If the pump fails the tests, press PRESSURIZE and use your desired leak detection method to survey the pump. If the pump is failing to reach the desired vacuum, it may help to flush the pump with ethanol to remove residual water or organic solvents. To flush the pump, press VENT, toggle the Waste Mode switch to the LIQUID WASTE position, and connect the gas supply line to a syringe barrel containing 5–10 mL of 100% ethanol. Press VACUUM to allow the pump to suction the solvent, then press HOLD and reconnect the gas supply line to the pump’s inlet port. Repeat the testing to reassess the pump’s tightness. If the pump still fails to meet the acceptance criteria, it should be rebuilt. Once the tests are complete, press VENT to equalize the pump and atmospheric pressures, exit the logger application, turn the Testbed off, and disconnect the pump.

The steps above are illustrated in detail in the User Manual included in the Supplementary Materials section.

3.2. Maintenance

Circulate inert gas through the Testbed’s fluidic circuit after exposure to aggressive solvents during cycling and testing. With no pump on the Testbed, verify that the waste selector is in the GAS WASTE position, and use a push-in coupling to join the lines previously connected to the pump. Press CYCLE and let gas flow. Press HOLD and place a container under the liquid waste port on the rear of the Testbed. Move the waste mode selector to the LIQUID WASTE position. Press CYCLE and let the gas flow for 5 min. Disconnect the main inert gas supply line, move the switch in the power entry module to the OFF position, and unplug the Testbed.

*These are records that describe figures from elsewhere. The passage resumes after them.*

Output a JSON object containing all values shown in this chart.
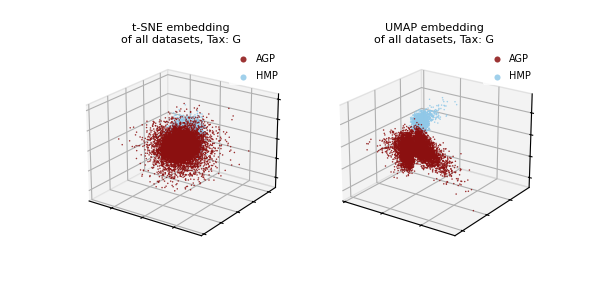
{
  "title_left": "t-SNE embedding\nof all datasets, Tax: G",
  "title_right": "UMAP embedding\nof all datasets, Tax: G",
  "agp_color": "#8B1010",
  "hmp_color": "#90C8E8",
  "agp_label": "AGP",
  "hmp_label": "HMP",
  "pane_color": "#e8e8e8",
  "grid_color": "#ffffff",
  "point_size": 1.2,
  "alpha": 0.85,
  "fig_width": 6.0,
  "fig_height": 2.98,
  "dpi": 100
}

Once a year, the Testbed undergoes a series of preventive maintenance tasks:

• Tubing is replaced;
• Fittings and their rubber seals are inspected for wear;
• Valves are disassembled and their internals checked;
• Pressure sensor readings are checked against a NIST-certified gauge. The sensor is not calibrated unless the difference is greater than 10%. (It was not deemed necessary to calibrate yearly because it is not a critical process and the pump will eventually be used on a synthesis module with a calibrated sensor.)

4. Discussions

We believe the Testbed is a valuable tool for the maintenance of laboratory vacuum pumps. Particularly in radiochemistry production facilities, where radiosynthesizer downtime has severe consequences and scheduled downtime is treasured. As presented, the Testbed is compatible with the three most common radiosynthesizer vacuum pumps.

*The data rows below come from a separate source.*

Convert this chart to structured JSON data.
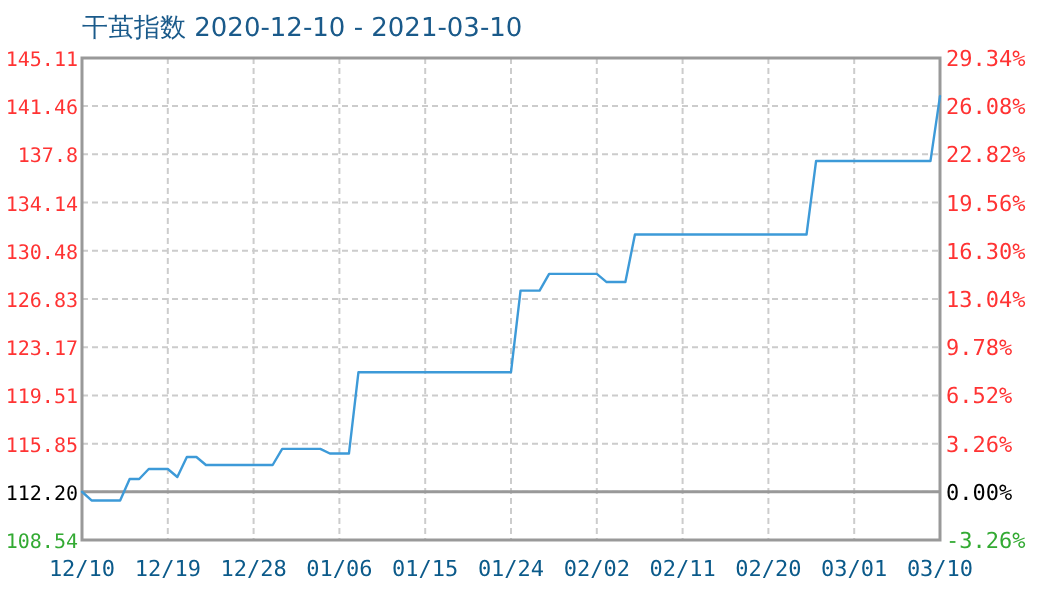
{
  "chart_data": {
    "type": "line",
    "title": "干茧指数 2020-12-10 - 2021-03-10",
    "x": [
      "2020-12-10",
      "2020-12-11",
      "2020-12-14",
      "2020-12-15",
      "2020-12-16",
      "2020-12-17",
      "2020-12-19",
      "2020-12-20",
      "2020-12-21",
      "2020-12-22",
      "2020-12-23",
      "2020-12-30",
      "2020-12-31",
      "2021-01-04",
      "2021-01-05",
      "2021-01-07",
      "2021-01-08",
      "2021-01-24",
      "2021-01-25",
      "2021-01-27",
      "2021-01-28",
      "2021-02-02",
      "2021-02-03",
      "2021-02-05",
      "2021-02-06",
      "2021-02-24",
      "2021-02-25",
      "2021-03-09",
      "2021-03-10"
    ],
    "series": [
      {
        "color": "#3d9ad8",
        "values": [
          112.2,
          111.54,
          111.54,
          113.17,
          113.17,
          113.93,
          113.93,
          113.32,
          114.84,
          114.84,
          114.23,
          114.23,
          115.45,
          115.45,
          115.1,
          115.1,
          121.27,
          121.27,
          127.46,
          127.46,
          128.73,
          128.73,
          128.12,
          128.12,
          131.72,
          131.72,
          137.29,
          137.29,
          142.22
        ]
      }
    ],
    "xlim": [
      "2020-12-10",
      "2021-03-10"
    ],
    "xticks": [
      {
        "value": "2020-12-10",
        "label": "12/10"
      },
      {
        "value": "2020-12-19",
        "label": "12/19"
      },
      {
        "value": "2020-12-28",
        "label": "12/28"
      },
      {
        "value": "2021-01-06",
        "label": "01/06"
      },
      {
        "value": "2021-01-15",
        "label": "01/15"
      },
      {
        "value": "2021-01-24",
        "label": "01/24"
      },
      {
        "value": "2021-02-02",
        "label": "02/02"
      },
      {
        "value": "2021-02-11",
        "label": "02/11"
      },
      {
        "value": "2021-02-20",
        "label": "02/20"
      },
      {
        "value": "2021-03-01",
        "label": "03/01"
      },
      {
        "value": "2021-03-10",
        "label": "03/10"
      }
    ],
    "ylim": [
      108.54,
      145.11
    ],
    "yticks": [
      108.54,
      {
        "value": 112.2,
        "label": "112.20"
      },
      115.85,
      119.51,
      123.17,
      126.83,
      130.48,
      134.14,
      137.8,
      141.46,
      145.11
    ],
    "y2lim": [
      -3.26,
      29.34
    ],
    "y2ticks": [
      {
        "value": -3.26,
        "label": "-3.26%"
      },
      {
        "value": 0,
        "label": "0.00%"
      },
      {
        "value": 3.26,
        "label": "3.26%"
      },
      {
        "value": 6.52,
        "label": "6.52%"
      },
      {
        "value": 9.78,
        "label": "9.78%"
      },
      {
        "value": 13.04,
        "label": "13.04%"
      },
      {
        "value": 16.3,
        "label": "16.30%"
      },
      {
        "value": 19.56,
        "label": "19.56%"
      },
      {
        "value": 22.82,
        "label": "22.82%"
      },
      {
        "value": 26.08,
        "label": "26.08%"
      },
      {
        "value": 29.34,
        "label": "29.34%"
      }
    ],
    "grid": true,
    "ref_lines": [
      {
        "axis": "y",
        "value": 112.2,
        "color": "#999999"
      }
    ]
  }
}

It has not only been used to certify more than a dozen rebuilt pumps but also for screening defective new units prior to installation. On one occasion, it revealed a leak from the sealing compound around the fittings of a brand-new pump that had been in storage for close to a year. This event also uncovered the fittings mismatch discussed in the Supplementary Materials. With a calibrated pressure sensor, the Testbed could also be used during the commissioning and preventive maintenance of radiosynthesizers by the manufacturer’s field service engineers.

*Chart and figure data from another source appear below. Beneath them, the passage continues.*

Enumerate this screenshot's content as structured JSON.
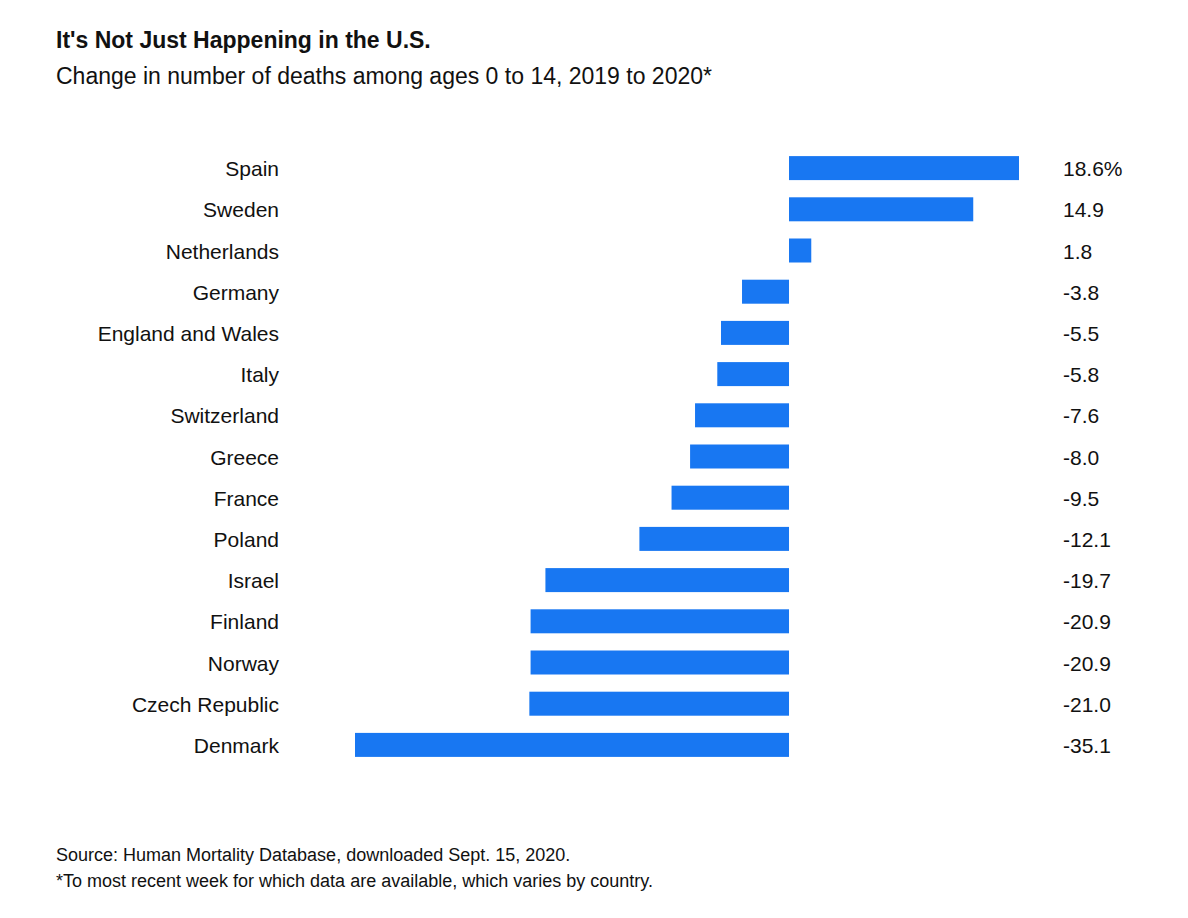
{
  "chart_data": {
    "type": "bar",
    "title": "It's Not Just Happening in the U.S.",
    "subtitle": "Change in number of deaths among ages 0 to 14, 2019 to 2020*",
    "categories": [
      "Spain",
      "Sweden",
      "Netherlands",
      "Germany",
      "England and Wales",
      "Italy",
      "Switzerland",
      "Greece",
      "France",
      "Poland",
      "Israel",
      "Finland",
      "Norway",
      "Czech Republic",
      "Denmark"
    ],
    "values": [
      18.6,
      14.9,
      1.8,
      -3.8,
      -5.5,
      -5.8,
      -7.6,
      -8.0,
      -9.5,
      -12.1,
      -19.7,
      -20.9,
      -20.9,
      -21.0,
      -35.1
    ],
    "value_labels": [
      "18.6%",
      "14.9",
      "1.8",
      "-3.8",
      "-5.5",
      "-5.8",
      "-7.6",
      "-8.0",
      "-9.5",
      "-12.1",
      "-19.7",
      "-20.9",
      "-20.9",
      "-21.0",
      "-35.1"
    ],
    "color": "#1877f2",
    "orientation": "horizontal",
    "xlim": [
      -35.1,
      18.6
    ],
    "data_labels": true,
    "tick_labels": false,
    "grid": false,
    "source": "Source: Human Mortality Database, downloaded Sept. 15, 2020.",
    "footnote": "*To most recent week for which data are available, which varies by country."
  }
}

Furthermore, it could be used to validate a computational fluid dynamics simulation (CFD) model to investigate the conditions that cause cavitation [8]. Radiosynthesizer and pump manufacturers could use such a model to design fluidic systems and pumps that prevent cavitation, thus extending the service intervals of their equipment.

In conclusion, the return on investment is significant and more than justifies the material and labor costs to develop the Testbed, even before accounting for the accidental damage to the module due to using it as a pump testing platform. For example, the IBA list price at the time of writing of a rebuild kit for the KNF 84.3 ANDC is USD 337.56 and a brand-new pump costs USD 3,424,55. This instrument has become an essential tool in our facility for the repair and maintenance of radiosynthesizer pumps.